Girlfriend: 2nd woman in my life. My mum once told me, "your girlfriend is going to be your wife, whom in turn is going to replace me when I’m gone". Indeed, I feel the need for this special someone to fulfill this role and I found one whom I’ll never let go. She is the one who made me believe in love, once again. She is the one who made me feel a different type of love, one that I couldn’t find anywhere on anyone else but her. She is what I’m not, and in a way, she completes me. She loves me the way she does, all because she believes in telling me what I need to hear, and not telling me what I want to her. The way she love, reminds me of the relentless effort of my mother, where my shortcomings is purely a part of me and she has long accepted it. To me, I’m blessed. Blessed with someone whom I can trust and give me utmost to, for once, I am sure, my future is her.

Best Friend: My childhood playmate after my brother. I’m always puzzled how someone can claim that they have more than one best friend. Isn’t BEST a singular word? For me, this best friend brings out the best in me in a special way. We grew up together in a funniest way ever possible. I remember a simple quote that goes “a best friend shares good times and help you out by listening to you during bad times”. This person definitely made me feel that he’s there when practically those you need to be there isn’t. He tells me things I don’t want to tell myself. To me, he is like a sister that I never had, because I can practically poured anything to him. It would definitely be impossible for this special bond if not for all the things we loved – games, soccer, movies etc. This bond I have, is rare and precious for I know who will be there standing as my best man when I become the groom.

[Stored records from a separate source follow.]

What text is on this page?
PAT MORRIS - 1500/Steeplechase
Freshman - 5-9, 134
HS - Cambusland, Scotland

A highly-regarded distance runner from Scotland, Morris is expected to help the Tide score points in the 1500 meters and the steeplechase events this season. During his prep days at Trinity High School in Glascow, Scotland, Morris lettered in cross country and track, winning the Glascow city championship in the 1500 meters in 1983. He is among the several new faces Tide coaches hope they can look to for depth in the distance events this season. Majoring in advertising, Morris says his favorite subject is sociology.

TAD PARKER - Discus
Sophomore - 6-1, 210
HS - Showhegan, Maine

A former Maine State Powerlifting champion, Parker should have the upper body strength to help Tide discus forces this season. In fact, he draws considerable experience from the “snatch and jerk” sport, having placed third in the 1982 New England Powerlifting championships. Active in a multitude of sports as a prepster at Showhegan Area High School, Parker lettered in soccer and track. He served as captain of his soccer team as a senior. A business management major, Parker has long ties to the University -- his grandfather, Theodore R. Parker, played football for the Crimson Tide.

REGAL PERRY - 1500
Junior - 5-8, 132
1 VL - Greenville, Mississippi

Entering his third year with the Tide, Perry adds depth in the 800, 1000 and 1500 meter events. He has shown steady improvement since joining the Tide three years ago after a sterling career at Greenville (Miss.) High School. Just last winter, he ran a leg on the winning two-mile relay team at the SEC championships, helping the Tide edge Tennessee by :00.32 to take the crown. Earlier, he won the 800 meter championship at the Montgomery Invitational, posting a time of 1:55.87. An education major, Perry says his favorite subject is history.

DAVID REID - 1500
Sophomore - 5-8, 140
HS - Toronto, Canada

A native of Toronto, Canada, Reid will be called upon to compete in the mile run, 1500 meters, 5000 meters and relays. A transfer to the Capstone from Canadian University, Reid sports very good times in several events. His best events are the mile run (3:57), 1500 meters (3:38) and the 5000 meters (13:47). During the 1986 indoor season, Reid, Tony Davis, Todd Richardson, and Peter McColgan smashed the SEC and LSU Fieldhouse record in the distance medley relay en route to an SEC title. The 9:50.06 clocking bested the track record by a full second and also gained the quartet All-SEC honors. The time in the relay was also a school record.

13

Xero4: Our friendship hails a long way through, so long, I can barely remember why the name ‘Xero4’. We shared countless woes and done the wackiest thing together. There was even a particular that times seem to fly because every weekend will be Xero4 week. We clubbed, chased movies like never before, played countless games of pool and PES etc. Common hobbies definitely keep bonds tied I must say. A Chinese saying goes ‘在家靠家人, 在外靠朋友’, there’s definitely nothing more than pure truth in that saying. We shared joy and woes we don’t normally share with our parents and definitely, we’ve grown from young boys to young adults and finally now, a grown up where our interests, hobbies and the things we did changes along as we grow as well, but one thing is for sure, the bond remains the same.

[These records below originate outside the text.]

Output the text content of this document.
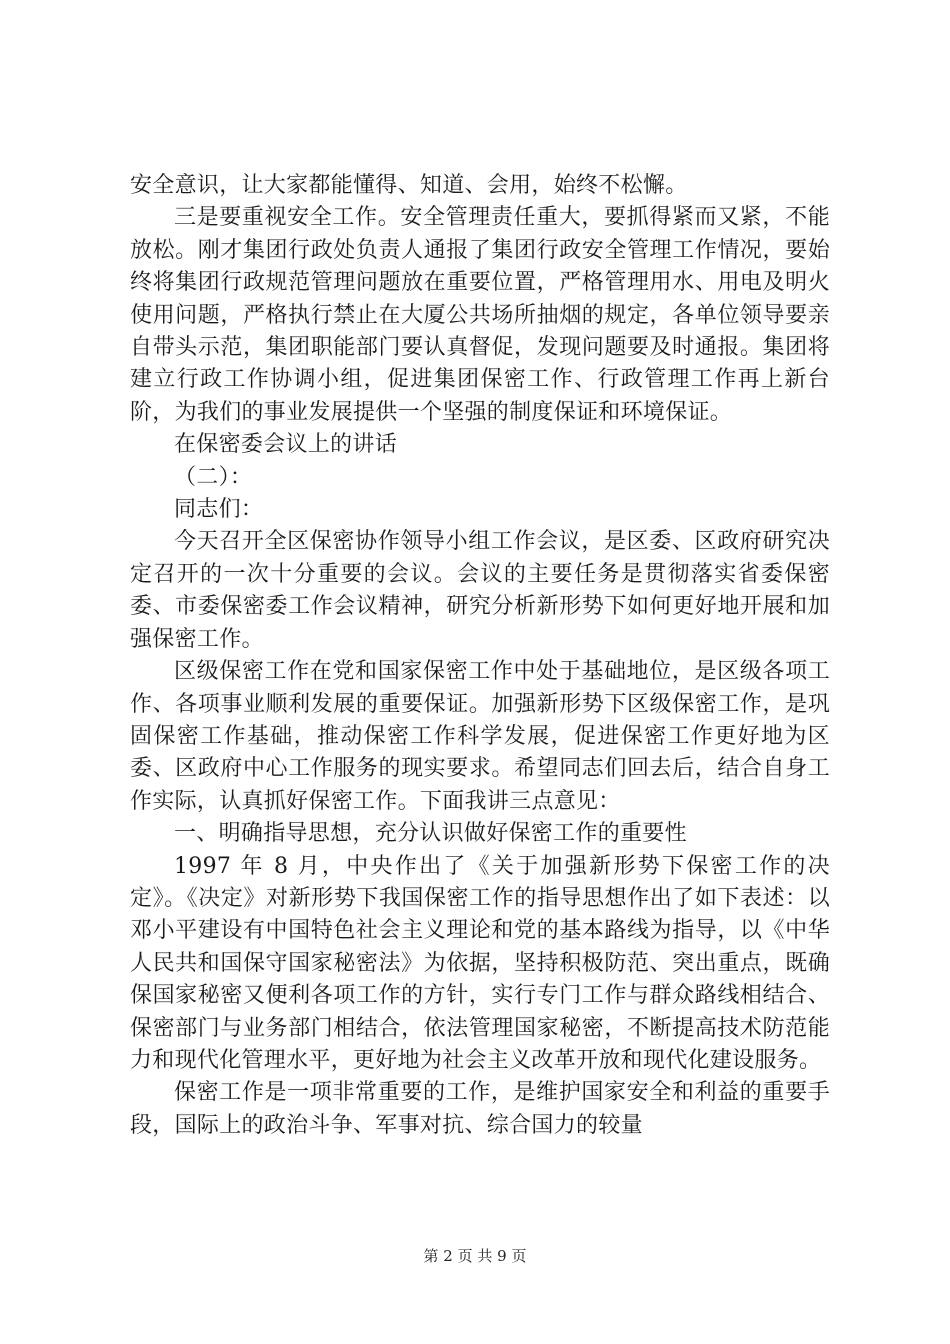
安全意识，让大家都能懂得、知道、会用，始终不松懈。

三是要重视安全工作。安全管理责任重大，要抓得紧而又紧，不能放松。刚才集团行政处负责人通报了集团行政安全管理工作情况，要始终将集团行政规范管理问题放在重要位置，严格管理用水、用电及明火使用问题，严格执行禁止在大厦公共场所抽烟的规定，各单位领导要亲自带头示范，集团职能部门要认真督促，发现问题要及时通报。集团将建立行政工作协调小组，促进集团保密工作、行政管理工作再上新台阶，为我们的事业发展提供一个坚强的制度保证和环境保证。

在保密委会议上的讲话

（二）：

同志们：

今天召开全区保密协作领导小组工作会议，是区委、区政府研究决定召开的一次十分重要的会议。会议的主要任务是贯彻落实省委保密委、市委保密委工作会议精神，研究分析新形势下如何更好地开展和加强保密工作。

区级保密工作在党和国家保密工作中处于基础地位，是区级各项工作、各项事业顺利发展的重要保证。加强新形势下区级保密工作，是巩固保密工作基础，推动保密工作科学发展，促进保密工作更好地为区委、区政府中心工作服务的现实要求。希望同志们回去后，结合自身工作实际，认真抓好保密工作。下面我讲三点意见：

一、明确指导思想，充分认识做好保密工作的重要性

1997 年 8 月，中央作出了《关于加强新形势下保密工作的决定》。《决定》对新形势下我国保密工作的指导思想作出了如下表述：以邓小平建设有中国特色社会主义理论和党的基本路线为指导，以《中华人民共和国保守国家秘密法》为依据，坚持积极防范、突出重点，既确保国家秘密又便利各项工作的方针，实行专门工作与群众路线相结合、保密部门与业务部门相结合，依法管理国家秘密，不断提高技术防范能力和现代化管理水平，更好地为社会主义改革开放和现代化建设服务。

保密工作是一项非常重要的工作，是维护国家安全和利益的重要手段，国际上的政治斗争、军事对抗、综合国力的较量

第 2 页 共 9 页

Mixed Rice: It’s funny how my closest of friends revolves around those from my Secondary School, probably, all I can say is, that school is where it impact my personal life the most. It’s a pity I missed the times where Mixed Rice was formed, but I’m glad it’s never too late to be a very part of them once again. I always thought just one close group of friends is good enough, but it’s not true until Mixed Rice came along. They were a whole lot of different fun. Comparably, I can say Xero4’s the Ferrari and Mixed Rice’s the Volkswagen Beetle. But within this group, there’s a huge variations of traits, from the fun-loving, to the crappy ones to the always sleeps around etc. I'm glad for this friendship going so strongly and expanding where the trust and bond we had with each other is tremendous.

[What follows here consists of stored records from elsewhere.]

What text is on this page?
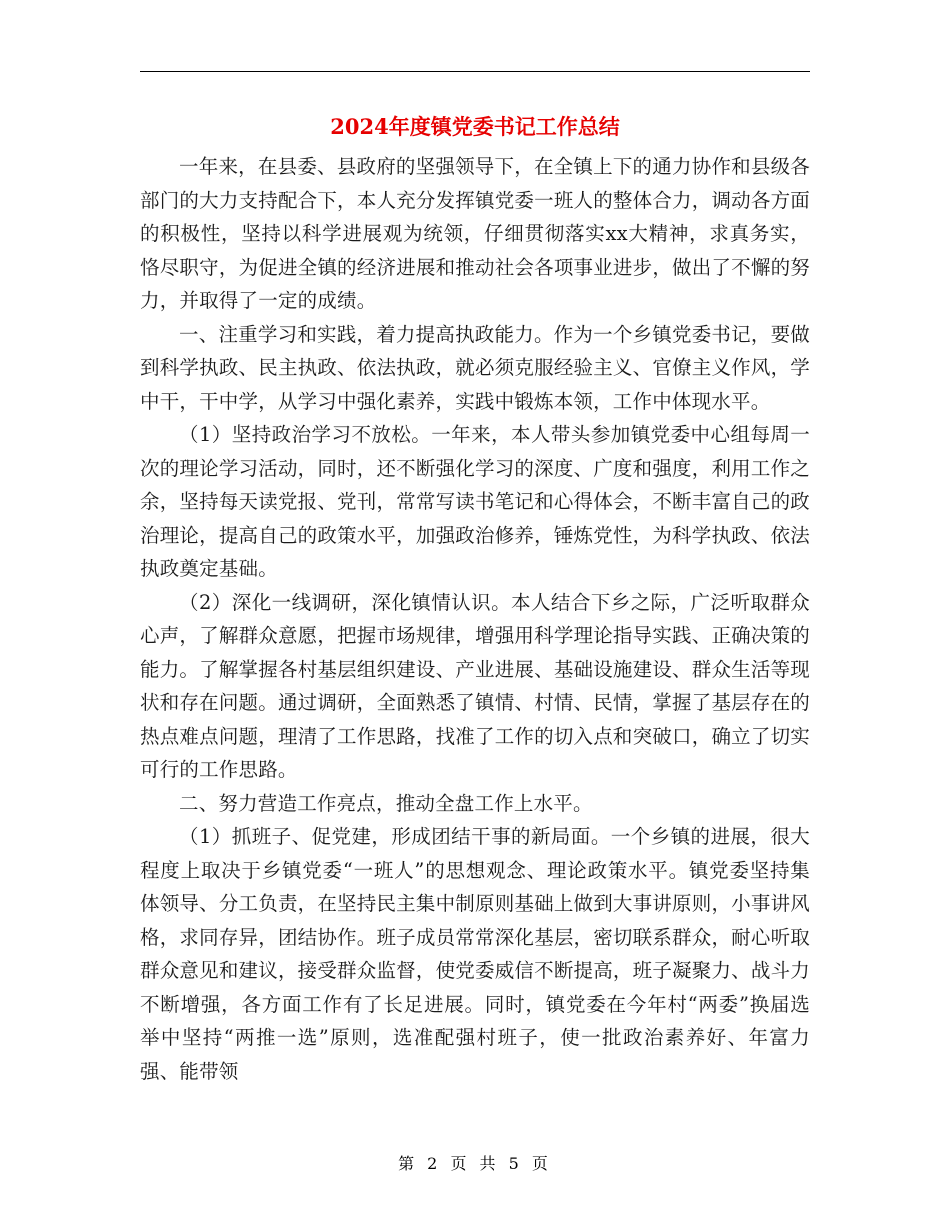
2024年度镇党委书记工作总结

一年来，在县委、县政府的坚强领导下，在全镇上下的通力协作和县级各部门的大力支持配合下，本人充分发挥镇党委一班人的整体合力，调动各方面的积极性，坚持以科学进展观为统领，仔细贯彻落实xx大精神，求真务实，恪尽职守，为促进全镇的经济进展和推动社会各项事业进步，做出了不懈的努力，并取得了一定的成绩。

一、注重学习和实践，着力提高执政能力。作为一个乡镇党委书记，要做到科学执政、民主执政、依法执政，就必须克服经验主义、官僚主义作风，学中干，干中学，从学习中强化素养，实践中锻炼本领，工作中体现水平。

（1）坚持政治学习不放松。一年来，本人带头参加镇党委中心组每周一次的理论学习活动，同时，还不断强化学习的深度、广度和强度，利用工作之余，坚持每天读党报、党刊，常常写读书笔记和心得体会，不断丰富自己的政治理论，提高自己的政策水平，加强政治修养，锤炼党性，为科学执政、依法执政奠定基础。

（2）深化一线调研，深化镇情认识。本人结合下乡之际，广泛听取群众心声，了解群众意愿，把握市场规律，增强用科学理论指导实践、正确决策的能力。了解掌握各村基层组织建设、产业进展、基础设施建设、群众生活等现状和存在问题。通过调研，全面熟悉了镇情、村情、民情，掌握了基层存在的热点难点问题，理清了工作思路，找准了工作的切入点和突破口，确立了切实可行的工作思路。

二、努力营造工作亮点，推动全盘工作上水平。

（1）抓班子、促党建，形成团结干事的新局面。一个乡镇的进展，很大程度上取决于乡镇党委“一班人”的思想观念、理论政策水平。镇党委坚持集体领导、分工负责，在坚持民主集中制原则基础上做到大事讲原则，小事讲风格，求同存异，团结协作。班子成员常常深化基层，密切联系群众，耐心听取群众意见和建议，接受群众监督，使党委威信不断提高，班子凝聚力、战斗力不断增强，各方面工作有了长足进展。同时，镇党委在今年村“两委”换届选举中坚持“两推一选”原则，选准配强村班子，使一批政治素养好、年富力强、能带领

第 2 页 共 5 页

This post couldn't be more timely as I've marked this post on my 26th Birthday where I shared some of my most inner feelings. Like I've shared, it’s not easy finding love, it’s even harder to maintain it. I’m glad for the kinship and friendships I have right now, and definitely it has been a very part of my 26 years. These important people add love to my life, and paint my life rainbow when it’s black and dull. I doubt I have the courage nor chance to say this personally to each and everyone of them, but whatever it is, these words from the bottom of my heart will and shall remains, something I held on so dearly now and I hope to bring them to my grave when I breathe my final breath.

With utmost love,
Your son, brother, soul-mate, friend.